Le premier moment de ce demi-siècle de montée des luttes d’émancipation en Égypte avait mis l’accent – avec la constitution du Wafd en 1919 – sur la modernisation politique par l’adoption d’une forme bourgeoise de démocratie constitutionnelle et sur la reconquête de l’indépendance. La forme démocratique imaginée permettait une avancée laïcisante – sinon laïque au sens radical du terme – dont le drapeau (associant le croissant et la croix – un drapeau qui a fait sa réapparition dans les manifestations de janvier et février 2011) constitue le symbole. Des élections « normales » permettaient alors non seulement à des Coptes d’être élus par des majorités musulmanes, mais encore davantage à ces mêmes Coptes d’exercer de très hautes fonctions dans l’Etat, sans que cela ne pose le moindre problème.

Tout l’effort de la puissance britannique, avec le soutien actif du bloc réactionnaire constitué par la monarchie, les grands propriétaires et les paysans riches, s’est employé à faire reculer les avancées démocratiques de l’Égypte wafdiste. La dictature de Sedki Pacha, dans les années 1930 (abolition de la constitution démocratique de 1923) s’est heurtée au mouvement étudiant, fer de lance à l’époque des luttes démocratiques anti-impérialistes.

Ce n’est pas un hasard si, pour en réduire le danger, l’ambassade britannique et le Palais royal ont alors soutenu activement la création des Frères musulmans (1927) qui s’inspiraient de la pensée « islamiste » dans sa version « salafiste » (passéiste) wahabite formulée par Rachid Reda, c’est à dire la version la plus réactionnaire (antidémocratique et anti progrès social) du nouvel « Islam politique ».

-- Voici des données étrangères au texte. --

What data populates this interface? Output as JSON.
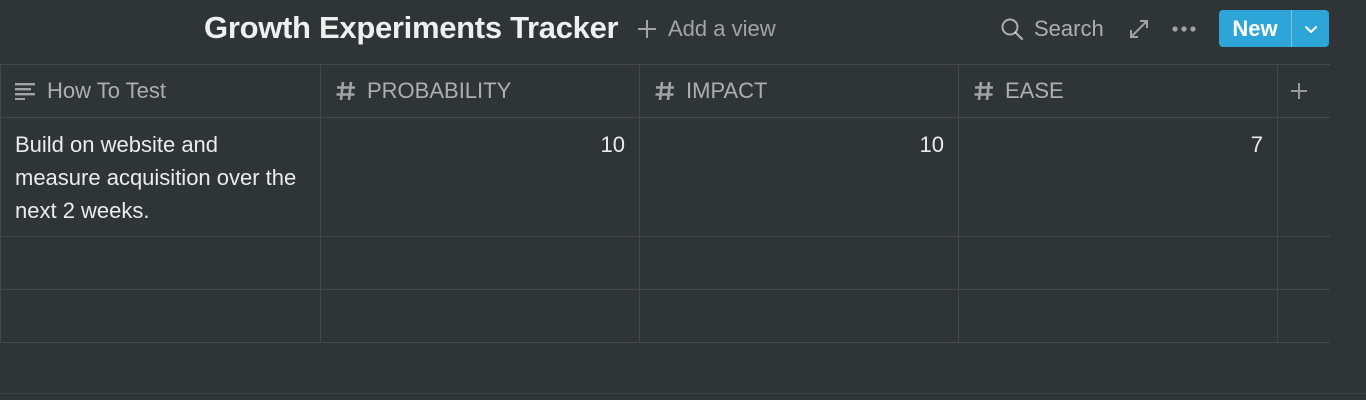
{
  "header": {
    "title": "Growth Experiments Tracker",
    "add_view_label": "Add a view",
    "search_label": "Search",
    "new_label": "New"
  },
  "table": {
    "columns": [
      {
        "label": "How To Test",
        "type": "text",
        "icon": "text-lines-icon"
      },
      {
        "label": "PROBABILITY",
        "type": "number",
        "icon": "hash-icon"
      },
      {
        "label": "IMPACT",
        "type": "number",
        "icon": "hash-icon"
      },
      {
        "label": "EASE",
        "type": "number",
        "icon": "hash-icon"
      }
    ],
    "rows": [
      {
        "how_to_test": "Build on website and measure acquisition over the next 2 weeks.",
        "probability": "10",
        "impact": "10",
        "ease": "7"
      }
    ]
  },
  "colors": {
    "background": "#2f3437",
    "accent": "#2ea5d8"
  }
}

La conquête de l’Ethiopie entreprise par Mussolini et la perspective d’une guerre mondiale se dessinant, Londres s’est trouvé obligé de faire des concessions aux forces démocratiques, permettant le retour du Wafd en 1936 et la signature du Traité anglo-égyptien de la même année – un Wafd au demeurant lui-même « assagi ». La seconde guerre mondiale a, par la force des choses, constitué une sorte de parenthèse. Mais le flux de montée des luttes a repris dès le 21 février 1946, avec la constitution du bloc étudiant-ouvrier, renforcé dans sa radicalisation par l’entrée en scène des communistes et du mouvement ouvrier.

Là encore, les forces de la réaction égyptienne soutenues par Londres ont réagi avec violence et mobilisé à cet effet les Frères musulmans qui ont soutenu une seconde dictature de Sedki Pacha, sans parvenir à faire taire le mouvement. Le Wafd revenu au gouvernement, sa dénonciation du Traité de 1936, l’amorce de la guérilla dans la zone du Canal encore occupée, n’ont été mis en déroute que par l’incendie du Caire (1951), une opération dans laquelle les Frères musulmans ont trempé.

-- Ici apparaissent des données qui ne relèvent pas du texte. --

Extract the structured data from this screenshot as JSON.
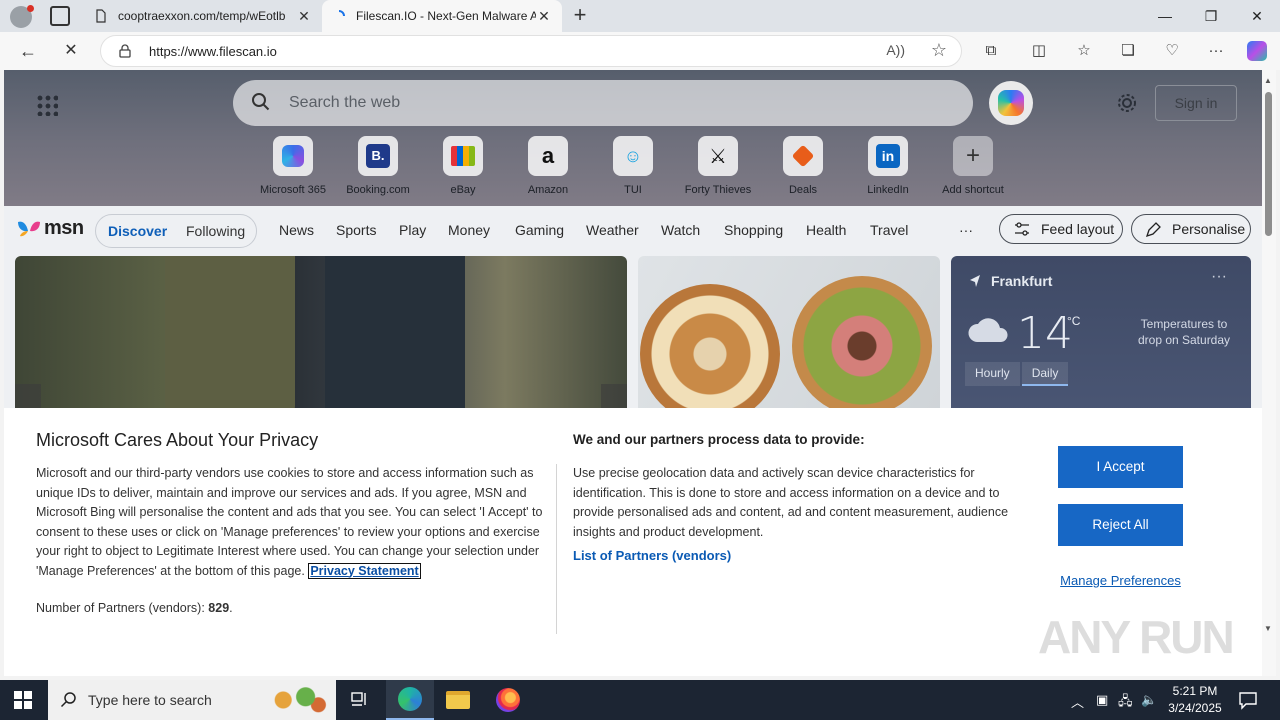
{
  "browser": {
    "tabs": [
      {
        "title": "cooptraexxon.com/temp/wEotlb",
        "active": false
      },
      {
        "title": "Filescan.IO - Next-Gen Malware A",
        "active": true
      }
    ],
    "new_tab": "+",
    "window_controls": {
      "minimize": "—",
      "restore": "❐",
      "close": "✕"
    },
    "url": "https://www.filescan.io",
    "back": "←",
    "stop": "✕"
  },
  "newtab_page": {
    "search_placeholder": "Search the web",
    "sign_in": "Sign in",
    "shortcuts": [
      {
        "label": "Microsoft 365",
        "icon": "microsoft-365-icon"
      },
      {
        "label": "Booking.com",
        "icon": "booking-icon"
      },
      {
        "label": "eBay",
        "icon": "ebay-icon"
      },
      {
        "label": "Amazon",
        "icon": "amazon-icon"
      },
      {
        "label": "TUI",
        "icon": "tui-icon"
      },
      {
        "label": "Forty Thieves",
        "icon": "forty-thieves-icon"
      },
      {
        "label": "Deals",
        "icon": "deals-icon"
      },
      {
        "label": "LinkedIn",
        "icon": "linkedin-icon"
      },
      {
        "label": "Add shortcut",
        "icon": "plus-icon"
      }
    ]
  },
  "msn": {
    "logo": "msn",
    "discover": "Discover",
    "following": "Following",
    "nav": [
      "News",
      "Sports",
      "Play",
      "Money",
      "Gaming",
      "Weather",
      "Watch",
      "Shopping",
      "Health",
      "Travel"
    ],
    "more": "···",
    "feed_layout": "Feed layout",
    "personalise": "Personalise"
  },
  "weather": {
    "city": "Frankfurt",
    "temp": "14",
    "unit": "°C",
    "forecast": "Temperatures to drop on Saturday",
    "tabs": [
      "Hourly",
      "Daily"
    ],
    "more": "···"
  },
  "privacy": {
    "title": "Microsoft Cares About Your Privacy",
    "body": "Microsoft and our third-party vendors use cookies to store and access information such as unique IDs to deliver, maintain and improve our services and ads. If you agree, MSN and Microsoft Bing will personalise the content and ads that you see. You can select 'I Accept' to consent to these uses or click on 'Manage preferences' to review your options and exercise your right to object to Legitimate Interest where used.  You can change your selection under 'Manage Preferences' at the bottom of this page.",
    "privacy_link": "Privacy Statement",
    "partners_count_label": "Number of Partners (vendors):",
    "partners_count": "829",
    "partners_dot": ".",
    "right_title": "We and our partners process data to provide:",
    "right_body": "Use precise geolocation data and actively scan device characteristics for identification. This is done to store and access information on a device and to provide personalised ads and content, ad and content measurement, audience insights and product development.",
    "partners_link": "List of Partners (vendors)",
    "accept": "I Accept",
    "reject": "Reject All",
    "manage": "Manage Preferences"
  },
  "watermark": "ANY RUN",
  "taskbar": {
    "search_placeholder": "Type here to search",
    "time": "5:21 PM",
    "date": "3/24/2025"
  },
  "colors": {
    "accent_blue": "#1767c5",
    "link_blue": "#0a5ab4",
    "taskbar": "#1c2533"
  }
}
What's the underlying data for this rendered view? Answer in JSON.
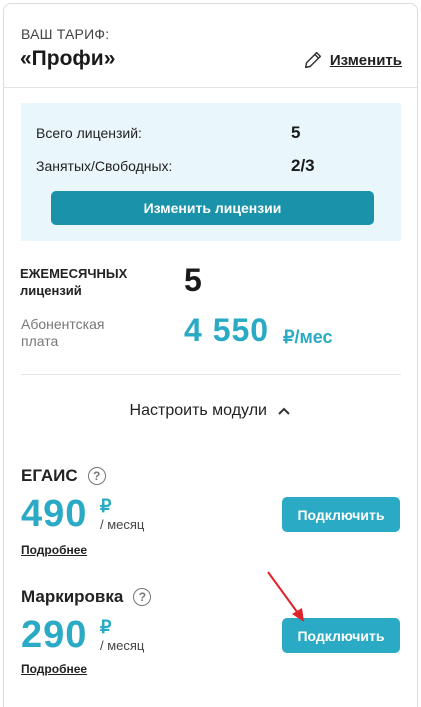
{
  "tariff": {
    "caption": "ВАШ ТАРИФ:",
    "name": "«Профи»",
    "edit_label": "Изменить",
    "edit_icon": "pencil-icon"
  },
  "licenses": {
    "total_label": "Всего лицензий:",
    "total_value": "5",
    "used_free_label": "Занятых/Свободных:",
    "used_free_value": "2/3",
    "change_button": "Изменить лицензии"
  },
  "monthly": {
    "label": "ЕЖЕМЕСЯЧНЫХ лицензий",
    "count": "5"
  },
  "fee": {
    "label": "Абонентская плата",
    "amount": "4 550",
    "unit": "₽/мес"
  },
  "modules": {
    "toggle_label": "Настроить модули",
    "toggle_icon": "chevron-up-icon",
    "items": [
      {
        "title": "ЕГАИС",
        "price": "490",
        "currency": "₽",
        "period": "/ месяц",
        "more": "Подробнее",
        "button": "Подключить"
      },
      {
        "title": "Маркировка",
        "price": "290",
        "currency": "₽",
        "period": "/ месяц",
        "more": "Подробнее",
        "button": "Подключить"
      }
    ]
  },
  "colors": {
    "accent": "#2aaac4",
    "button_dark": "#1a92a9",
    "license_bg": "#e9f6fb",
    "annotation_arrow": "#e0222a"
  }
}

Le premier coup d’État des Officiers libres (1952), mais surtout le second inaugurant la prise de contrôle de Nasser (1954) sont alors venus pour « couronner » cette période de flux continu des luttes selon les uns, ou pour y mettre un terme, selon les autres. Le nassérisme a substitué à cette lecture que je propose de l’éveil égyptien un discours idéologique abolissant toute l’histoire des années 1919-1952 pour faire remonter la « révolution égyptienne » à juillet 1952. A l’époque, beaucoup parmi les communistes avaient dénoncé ce discours et analysé les coups d’Etat de 1952 et 1954 comme destinés à mettre un terme à la radicalisation du mouvement démocratique. Ils n’avaient pas tort, car le nassérisme ne s’est cristallisé comme projet anti-impérialiste qu’après Bandoung (avril 1955). Le nassérisme a alors réalisé ce qu’il pouvait donner : une posture internationale résolument anti-impérialiste (associée aux mouvements panarabe et panafricain), des réformes sociales progressistes (mais non « socialistes »).

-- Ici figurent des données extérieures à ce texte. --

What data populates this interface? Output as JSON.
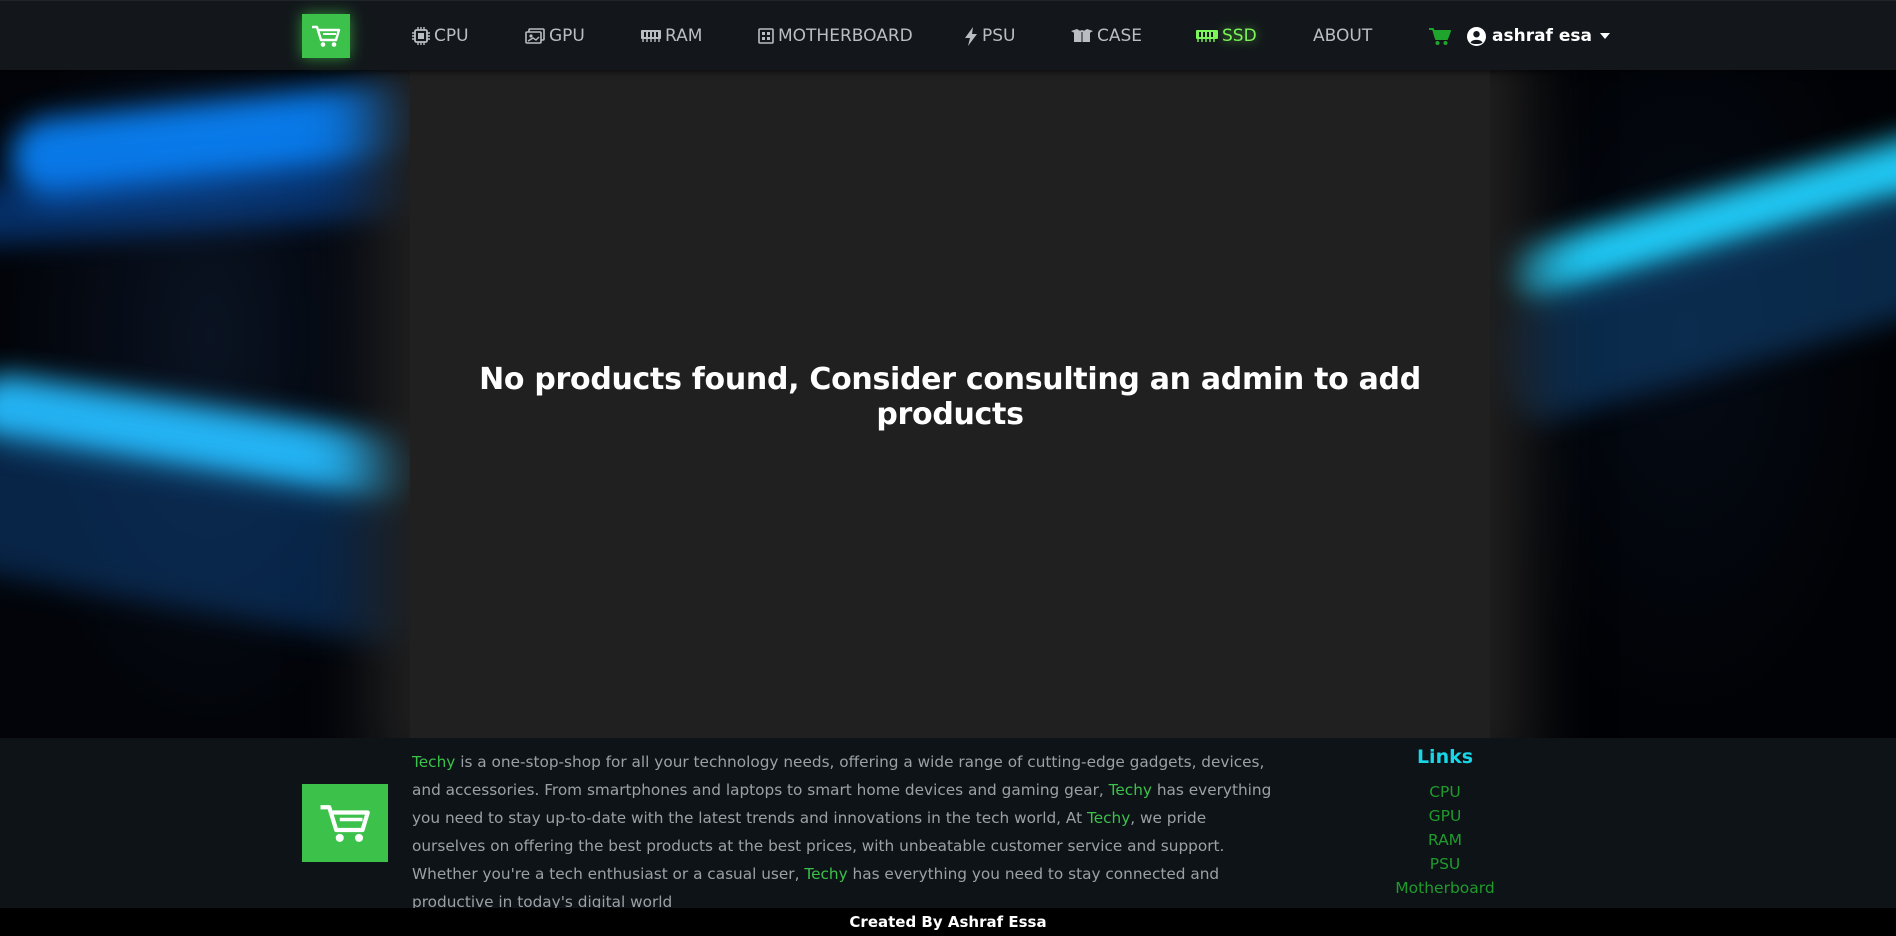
{
  "nav": {
    "logo_icon": "shopping-cart-icon",
    "items": [
      {
        "label": "CPU",
        "icon": "cpu-icon"
      },
      {
        "label": "GPU",
        "icon": "gpu-icon"
      },
      {
        "label": "RAM",
        "icon": "ram-icon"
      },
      {
        "label": "MOTHERBOARD",
        "icon": "motherboard-icon"
      },
      {
        "label": "PSU",
        "icon": "bolt-icon"
      },
      {
        "label": "CASE",
        "icon": "box-icon"
      },
      {
        "label": "SSD",
        "icon": "memory-icon",
        "active": true
      },
      {
        "label": "ABOUT"
      }
    ],
    "cart_icon": "cart-icon",
    "user": {
      "name": "ashraf esa",
      "icon": "user-circle-icon"
    }
  },
  "hero": {
    "message": "No products found, Consider consulting an admin to add products"
  },
  "footer": {
    "logo_icon": "shopping-cart-icon",
    "description": {
      "brand": "Techy",
      "part1": " is a one-stop-shop for all your technology needs, offering a wide range of cutting-edge gadgets, devices, and accessories. From smartphones and laptops to smart home devices and gaming gear, ",
      "part2": " has everything you need to stay up-to-date with the latest trends and innovations in the tech world, At ",
      "part3": ", we pride ourselves on offering the best products at the best prices, with unbeatable customer service and support. Whether you're a tech enthusiast or a casual user, ",
      "part4": " has everything you need to stay connected and productive in today's digital world"
    },
    "links_title": "Links",
    "links": [
      "CPU",
      "GPU",
      "RAM",
      "PSU",
      "Motherboard"
    ]
  },
  "bottom_bar": {
    "credit": "Created By Ashraf Essa"
  },
  "colors": {
    "accent_green": "#3cc14a",
    "active_nav": "#7cf55a",
    "links_title": "#17d6e8",
    "link_text": "#1f9b2d",
    "hero_panel": "#202020",
    "navbar_bg": "#13171b"
  }
}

Le tout, par en haut, non seulement « sans démocratie » (en interdisant aux classes populaires le droit de s’organiser par elles-mêmes et pour elles-mêmes), mais en « abolissant » toute forme de vie politique. Le vide créé appelait l’Islam politique à le remplir. Le projet a alors épuisé son potentiel d’avancées en un temps bref – dix années de 1955 à 1965.

L’essoufflement offrait à l’impérialisme, dirigé désormais par les États-Unis, l’occasion de briser le mouvement, en mobilisant à cet effet leur instrument militaire régional : Israël. La défaite de 1967 marque alors la fin de ce demi-siècle de flux. Le reflux est amorcé par Nasser lui-même, choisissant la voie des concessions à droite – (« l’infitah » – l’ouverture, entendre « à la mondialisation capitaliste ») plutôt que la radicalisation pour laquelle se battaient, entre autres, les étudiants (dont le mouvement occupe le devant de la scène en 1970, peu avant puis après la mort de Nasser). Sadate qui succède, accentue la portée de la dérive à droite et intègre les Frères musulmans dans son nouveau système autocratique. Moubarak poursuit dans la même voie.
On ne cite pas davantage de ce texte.